Oil up nearly 2% ahead of Opec output talks, global stocks gain - GulfToday

Oil up nearly 2% ahead of Opec output talks, global stocks gain

Oil up nearly 2% ahead of Opec   output talks, global stocks gain

Executives from Intercontinental Exchange and Advisory Committee firms gather to ring the closing bell at the New York Stock Exchange on Wednesday. Agence France-Presse

Oil gained on Wednesday ahead of an expected extension to production curbs by Opec and its allies, with further support from industry data showing a larger than forecast drop in US crude stockpiles.

Brent crude futures were up $1.18, or 1.9%, at $62 a barrel by 1151 GMT. US West Texas Intermediate (WTI) crude futures were up by 94 cents, or 1.7%, at $57.04. The Organization of the Petroleum Exporting Countries (Opec) and allies that include Russia - a group known as Opec+  could approve deeper crude output cuts when they meet in Vienna this week.

Iraqi oil minister Thamer Ghadhban told reporters in Vienna on Tuesday that “a deeper cut is being preferred by a number of key members”.

There is still some market scepticism over over a deepending of cuts, though it is accepted that the producer group is keen to support prices, with many analysts expecting an extension of the existing supply pact.

“Amid (the) trade war uncertainty, Opec will be even more determined to maintain a floor on oil prices and will work to deliver precisely that outcome,” said Stephen Innes, chief Asia market strategist at AxiTrader.

Opec members meet on Thursday, with the Opec+ group meeting the following day. Opec+ has been curbing supply since 2017 and is expected to keep the cuts in place to balance out record production in the United States.

US crude oil inventories fell more than expected last week, according to the American Petroleum Institute (API). The API said crude stocks dropped by 3.7 million barrels, more than double the expected 1.7 million barrels.

“Tuesday’s inventory number from API won’t have done crude any harm... Expectations for the US Energy Information Administration release today are for a smaller drawdown, which could provide another boost for oil prices,” said Craig Erlam, senior market analyst at OANDA Europe.

Oil prices are being held back by the uncertainty over prospects for a trade deal between the United States and China. The dispute between the world’s two biggest economies has weakened the global economy and limited oil demand growth.

US President Donald Trump on Tuesday said an agreement to end the trade conflict may have to be delayed until after the American presidential election next November.

Prices are likely to fall next year as oil supplies keep rising, outweighing any pick up in growth, Fitch Solutions said.
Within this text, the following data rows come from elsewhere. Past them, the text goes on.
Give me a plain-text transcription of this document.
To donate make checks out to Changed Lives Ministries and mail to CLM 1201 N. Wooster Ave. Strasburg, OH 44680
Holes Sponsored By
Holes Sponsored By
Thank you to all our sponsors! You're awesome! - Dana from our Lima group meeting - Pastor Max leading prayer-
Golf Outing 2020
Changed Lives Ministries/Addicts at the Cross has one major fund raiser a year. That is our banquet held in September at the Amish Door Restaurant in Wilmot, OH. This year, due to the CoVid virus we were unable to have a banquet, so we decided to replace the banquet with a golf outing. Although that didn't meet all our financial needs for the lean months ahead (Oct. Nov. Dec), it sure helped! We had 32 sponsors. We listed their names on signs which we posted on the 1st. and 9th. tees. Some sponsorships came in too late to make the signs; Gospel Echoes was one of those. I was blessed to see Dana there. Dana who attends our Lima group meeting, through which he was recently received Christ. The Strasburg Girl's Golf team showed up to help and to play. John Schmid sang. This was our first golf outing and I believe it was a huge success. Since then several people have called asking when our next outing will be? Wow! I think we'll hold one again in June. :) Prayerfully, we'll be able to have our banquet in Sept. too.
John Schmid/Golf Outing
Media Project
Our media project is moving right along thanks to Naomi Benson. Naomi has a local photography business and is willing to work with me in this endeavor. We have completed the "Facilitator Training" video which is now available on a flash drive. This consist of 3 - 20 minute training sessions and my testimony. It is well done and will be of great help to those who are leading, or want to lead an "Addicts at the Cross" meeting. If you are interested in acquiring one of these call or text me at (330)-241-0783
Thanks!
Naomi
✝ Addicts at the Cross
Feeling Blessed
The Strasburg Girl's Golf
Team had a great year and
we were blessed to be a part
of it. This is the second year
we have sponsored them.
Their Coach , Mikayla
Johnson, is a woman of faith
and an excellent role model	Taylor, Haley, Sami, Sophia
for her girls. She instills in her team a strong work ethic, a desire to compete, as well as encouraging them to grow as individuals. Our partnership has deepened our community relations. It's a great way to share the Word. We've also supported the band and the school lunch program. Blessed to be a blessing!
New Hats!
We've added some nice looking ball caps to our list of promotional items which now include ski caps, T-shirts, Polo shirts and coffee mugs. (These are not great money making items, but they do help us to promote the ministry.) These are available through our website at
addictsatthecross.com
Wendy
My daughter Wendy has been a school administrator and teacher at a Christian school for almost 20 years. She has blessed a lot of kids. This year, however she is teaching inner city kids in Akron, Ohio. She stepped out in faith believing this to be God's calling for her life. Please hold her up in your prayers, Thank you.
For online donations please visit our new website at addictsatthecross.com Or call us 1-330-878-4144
It predicted Brent crude will drop to an average of $62 a barrels in 2020 and $58 in 2021, from a $64 average this year.

European stocks recovered on Wednesday from their losses the day before, when US President Donald Trump surprised world markets by saying a trade deal with China could wait until after the 2020 presidential election in November.

Morning gains became a rally when news agency, citing unidentified sources, said the United States and China were in fact moving closer to agreeing on the amount of tariffs that would be rolled back in phase one of a trade deal.

While Trump had dashed hoped for a preliminary agreement and triggered a sell-off in stocks on Wall Street and in Asia, the news agency report caused a brutal swing that took traders by surprise.

“There are playing with the nerves of investors,” said Mikael Jacoby, a senior equity sales trader at Oddo Securities, adding there was a sense of fatigue and frustration watching markets swing on the basis of headlines and tweets.

“One day they will guide positively, another negatively”, Jacoby said, noting that markets could be expected to continue their up and down moves until a trade agreement is reached.

Fresh US tariffs on Argentina and Brazil, plus a threat to impose duties on French goods, are fuelling fears that risks are tilting towards an escalation of the crisis.

The pan-European equity index STOXX 600, which had slumped 2.2% since the beginning of the month, was up 1%. Futures markets were signalling a Wall Street opening in positive territory.

Before the report, European trading showed little reaction when data indicated eurozone business activity stayed near stall speed last month. Manufacturing continued to drag on the dominant services industry.

Euro zone government bond yields yo-yoed in early trading, but speculation on a possible US/China agreement pushed 10-year German Bund yields up 1 basis point to -0.337%.

Yields across the euro area followed suit, rising by 1 to 2 bps. In the United States, the 10-year Treasury yield jumped by 1.75%, then fell back to about 1.74%.

 The latest trade war scare ended a rally that had lifted the S&P 500 since early October, when top diplomats from China and the United States met and outlined an initial agreement that Trump said he hoped could be sealed within weeks.

US Commerce Secretary Wilbur Ross said that if no substantial progress was made soon, another round of duties on Chinese imports, including cell phones, laptops and toys, would take effect on Dec. 15.

The US House of Representatives passed a bill proposing a stronger response to a crackdown on Muslims in western China, drawing swift condemnation from Beijing on Wednesday, to add another layer of tension. Beijing’s handling of unrest in Hong Kong has also drawn criticism from Washington.